A attempt to protect marine life and ensure sufficient food for future generations. The blue revolution encourages fish rearing in ponds or enclosed areas under special conditions that promotes growth.  

Problem that might  occur from Green revolution

Salinisation of soil

It is the build up of salt in soil, affecting plant growth.

When farmers uses too much irrigation, It will cause flooding in soil and the watertable will rise. As the water evaporates, minerals in the water (salt) is left behind. If this process keeps evaporating, salinisation will occur. Eg: Victoria, Australia.

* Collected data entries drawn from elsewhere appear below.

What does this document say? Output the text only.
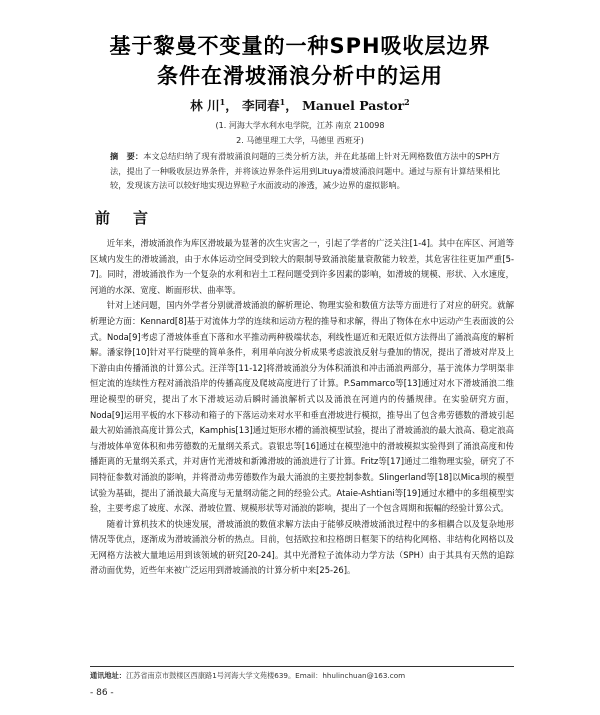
基于黎曼不变量的一种SPH吸收层边界
条件在滑坡涌浪分析中的运用
林 川$^1$， 李同春$^1$， Manuel Pastor$^2$
(1. 河海大学水利水电学院，江苏 南京 210098
2. 马德里理工大学，马德里 西班牙)
摘　要：本文总结归纳了现有滑坡涌浪问题的三类分析方法，并在此基础上针对无网格数值方法中的SPH方法，提出了一种吸收层边界条件，并将该边界条件运用到Lituya滑坡涌浪问题中。通过与原有计算结果相比较，发现该方法可以较好地实现边界粒子水面波动的渗透，减少边界的虚拟影响。
前　言

近年来，滑坡涌浪作为库区滑坡最为显著的次生灾害之一，引起了学者的广泛关注[1-4]。其中在库区、河道等区域内发生的滑坡涌浪，由于水体运动空间受到较大的限制导致涌浪能量衰散能力较差，其危害往往更加严重[5-7]。同时，滑坡涌浪作为一个复杂的水利和岩土工程问题受到许多因素的影响，如滑坡的规模、形状、入水速度，河道的水深、宽度、断面形状、曲率等。

针对上述问题，国内外学者分别就滑坡涌浪的解析理论、物理实验和数值方法等方面进行了对应的研究。就解析理论方面：Kennard[8]基于对流体力学的连续和运动方程的推导和求解，得出了物体在水中运动产生表面波的公式。Noda[9]考虑了滑坡体垂直下落和水平推动两种极端状态，利线性逼近和无限近似方法得出了涌浪高度的解析解。潘家铮[10]针对平行陡壁的简单条件，利用单向波分析成果考虑波浪反射与叠加的情况，提出了滑坡对岸及上下游由由传播涌浪的计算公式。汪洋等[11-12]将滑坡涌浪分为体积涌浪和冲击涌浪两部分，基于流体力学明渠非恒定流的连续性方程对涌浪沿岸的传播高度及爬坡高度进行了计算。P.Sammarco等[13]通过对水下滑坡涌浪二维理论模型的研究，提出了水下滑坡运动后瞬时涌浪解析式以及涌浪在河道内的传播规律。在实验研究方面，Noda[9]运用平板的水下移动和箱子的下落运动来对水平和垂直滑坡进行模拟，推导出了包含弗劳德数的滑坡引起最大初始涌浪高度计算公式，Kamphis[13]通过矩形水槽的涌浪模型试验，提出了滑坡涌浪的最大浪高、稳定浪高与滑坡体单宽体积和弗劳德数的无量纲关系式。袁银忠等[16]通过在模型池中的滑坡模拟实验得到了涌浪高度和传播距离的无量纲关系式，并对唐竹光滑坡和新滩滑坡的涌浪进行了计算。Fritz等[17]通过二维物理实验，研究了不同特征参数对涌浪的影响，并将滑动弗劳德数作为最大涌浪的主要控制参数。Slingerland等[18]以Mica坝的模型试验为基础，提出了涌浪最大高度与无量纲动能之间的经验公式。Ataie-Ashtiani等[19]通过水槽中的多组模型实验，主要考虑了坡度、水深、滑坡位置、规模形状等对涌浪的影响，提出了一个包含周期和振幅的经验计算公式。

随着计算机技术的快速发展，滑坡涌浪的数值求解方法由于能够反映滑坡涌浪过程中的多相耦合以及复杂地形情况等优点，逐渐成为滑坡涌浪分析的热点。目前，包括欧拉和拉格朗日框架下的结构化网格、非结构化网格以及无网格方法被大量地运用到该领域的研究[20-24]。其中光滑粒子流体动力学方法（SPH）由于其具有天然的追踪滑动面优势，近些年来被广泛运用到滑坡涌浪的计算分析中来[25-26]。

通讯地址：江苏省南京市鼓楼区西康路1号河海大学文苑楼639。Email：hhulinchuan@163.com
- 86 -
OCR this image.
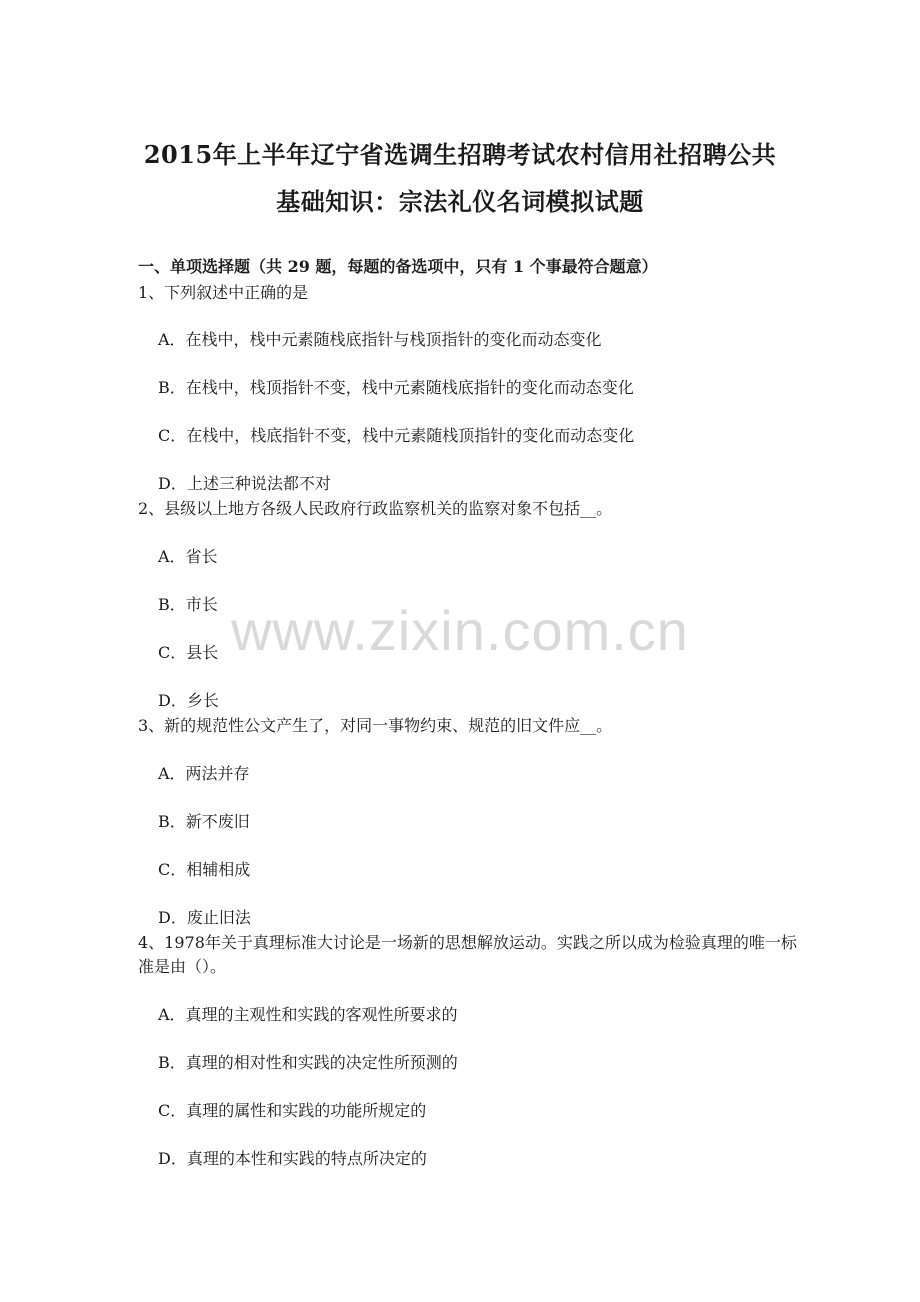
2015年上半年辽宁省选调生招聘考试农村信用社招聘公共
基础知识：宗法礼仪名词模拟试题
一、单项选择题（共 29 题，每题的备选项中，只有 1 个事最符合题意）
1、下列叙述中正确的是
A．在栈中，栈中元素随栈底指针与栈顶指针的变化而动态变化
B．在栈中，栈顶指针不变，栈中元素随栈底指针的变化而动态变化
C．在栈中，栈底指针不变，栈中元素随栈顶指针的变化而动态变化
D．上述三种说法都不对
2、县级以上地方各级人民政府行政监察机关的监察对象不包括__。
A．省长
B．市长
C．县长
D．乡长
3、新的规范性公文产生了，对同一事物约束、规范的旧文件应__。
A．两法并存
B．新不废旧
C．相辅相成
D．废止旧法
4、1978年关于真理标准大讨论是一场新的思想解放运动。实践之所以成为检验真理的唯一标准是由（）。
A．真理的主观性和实践的客观性所要求的
B．真理的相对性和实践的决定性所预测的
C．真理的属性和实践的功能所规定的
D．真理的本性和实践的特点所决定的
www.zixin.com.cn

-imbalance amout of nutrients of soil.

It occurs when too much fertilisers was used. Fertilisers only contain 2 or 3 types of nutrients out of the 20 that the lants need. The excess nutrients that the plants are unable to take in will be left in the soil. Over a long period of time, soil fertility will be affected.

Genetically modified food (GM food)

Positive effects

-increase in income for farmers

-able to keep fresh for a long period of time

-shorter growth period, resulting in faster yielding

-higher nutritional value

-less pollution to environment as less chemicals are used


-potential health risks

-loss of biodiversity. 

-Loss of natural species. When GM crops are mixed with other natural crops, the offsprings is a new type of GM crop. This is a  irreversiable genetic pollution as it will lead to loss of natural species

-large investment needed to produce GM food (often dominated by large companies). This may offset any profits and will result in high food prices.